Verizon (VZ) was the most successful in the 700 MHz auctions by utilizing a multi-pronged strategy to secure a superior spectrum position for the foreseeable future and positioning themselves to be in a position to control their own destiny regarding the industry trend towards open networks.
While AT&T (T) completed its objectives in the recently concluded 700 MHz auctions in filling out its spectrum holes, Verizon deserves kudos for the shrewdest, most comprehensive and successful auction strategy.
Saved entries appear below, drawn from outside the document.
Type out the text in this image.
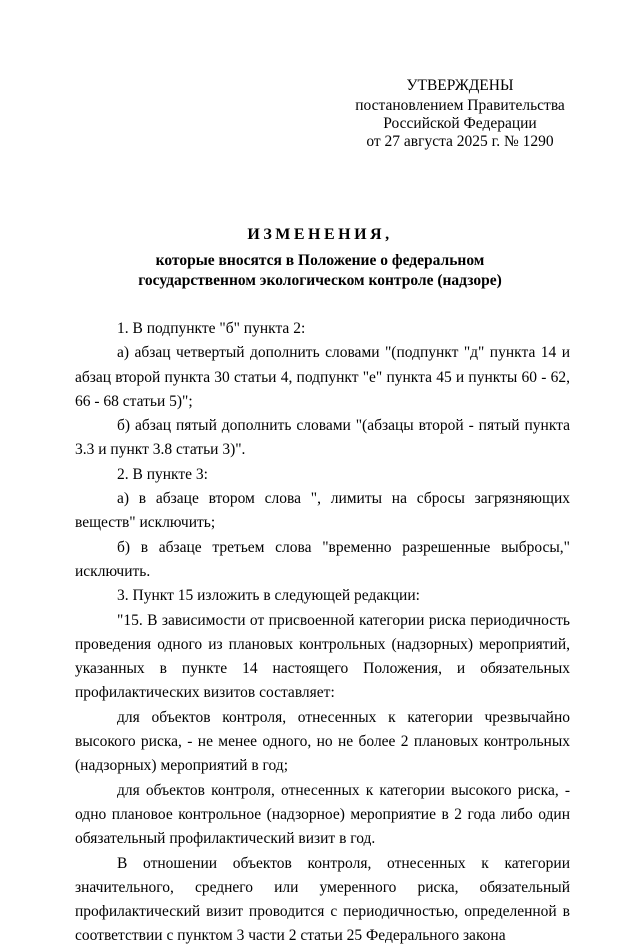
УТВЕРЖДЕНЫ
постановлением Правительства
Российской Федерации
от 27 августа 2025 г. № 1290
ИЗМЕНЕНИЯ,
которые вносятся в Положение о федеральном
государственном экологическом контроле (надзоре)

1. В подпункте "б" пункта 2:

а) абзац четвертый дополнить словами "(подпункт "д" пункта 14 и абзац второй пункта 30 статьи 4, подпункт "е" пункта 45 и пункты 60 - 62, 66 - 68 статьи 5)";

б) абзац пятый дополнить словами "(абзацы второй - пятый пункта 3.3 и пункт 3.8 статьи 3)".

2. В пункте 3:

а) в абзаце втором слова ", лимиты на сбросы загрязняющих веществ" исключить;

б) в абзаце третьем слова "временно разрешенные выбросы," исключить.

3. Пункт 15 изложить в следующей редакции:

"15. В зависимости от присвоенной категории риска периодичность проведения одного из плановых контрольных (надзорных) мероприятий, указанных в пункте 14 настоящего Положения, и обязательных профилактических визитов составляет:

для объектов контроля, отнесенных к категории чрезвычайно высокого риска, - не менее одного, но не более 2 плановых контрольных (надзорных) мероприятий в год;

для объектов контроля, отнесенных к категории высокого риска, - одно плановое контрольное (надзорное) мероприятие в 2 года либо один обязательный профилактический визит в год.

В отношении объектов контроля, отнесенных к категории значительного, среднего или умеренного риска, обязательный профилактический визит проводится с периодичностью, определенной в соответствии с пунктом 3 части 2 статьи 25 Федерального закона
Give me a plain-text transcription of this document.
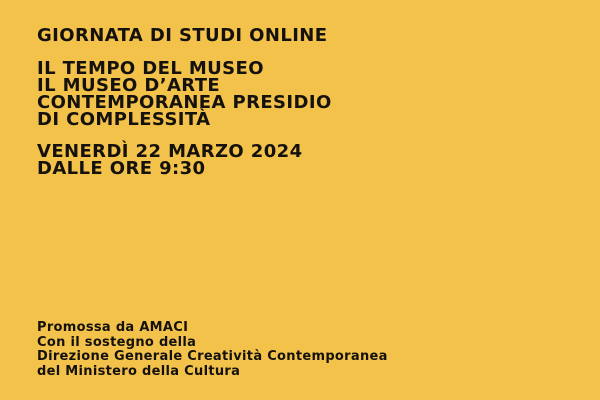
GIORNATA DI STUDI ONLINE
IL TEMPO DEL MUSEO
IL MUSEO D’ARTE
CONTEMPORANEA PRESIDIO
DI COMPLESSITÀ
VENERDÌ 22 MARZO 2024
DALLE ORE 9:30
Promossa da AMACI
Con il sostegno della
Direzione Generale Creatività Contemporanea
del Ministero della Cultura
1. C Block Wins: Recognizing that they lost the political battle for the open access provision for the C block to Google (GOOG), Verizon won the entire C block that covered land in the continental U.S. for nationwide coverage, so that it controls how quickly it and and the wireless industry will evolve to open networks. Verizon can slow roll or fast roll, depending on whatever strategy they choose, their financial means, or competitive threats. Either way, to use a poker analogy, they have the high hand around the table, it's their bet and their fate is in their own hands regarding open access.
2. A and B block wins: For capacity augmentation for the following highest density cities / regions: Chicago, Los Angeles, Florida, Texas, and the DC through Connecticut corridor.
3. Make the Competition Pay: Lastly, as noted at Wireless Strategy:
One last tidbit: It was interesting to find that a whopping 73% of AT&T's winning bids in the B block were placed in Rounds 26 and 27. This is significant because Verizon placed their last bids on A and B licenses in Round 26 in order to start their acquisition of the C block in Round 27, so it's quite clear that Verizon's strategy was a significant contributor to the high cost of AT&T's winnings.
Indeed, per this RCR Article:
The average price per megahertz/potential customer covered for the entire C Block was $0.76 [which Verizon dominated]. The B Block’s average price per MHz/pop was $2.68, according to Optimal Markets Inc. According to Verizon Wireless, the carrier paid $1.03 per MHz/pop, compared with the auction average of $1.20.
Good job, Verizon -- Achieve your objectives and force your opponents to pay more to achieve theirs.
Disclosure: Author holds no position in VZ or T; he holds a long position in S.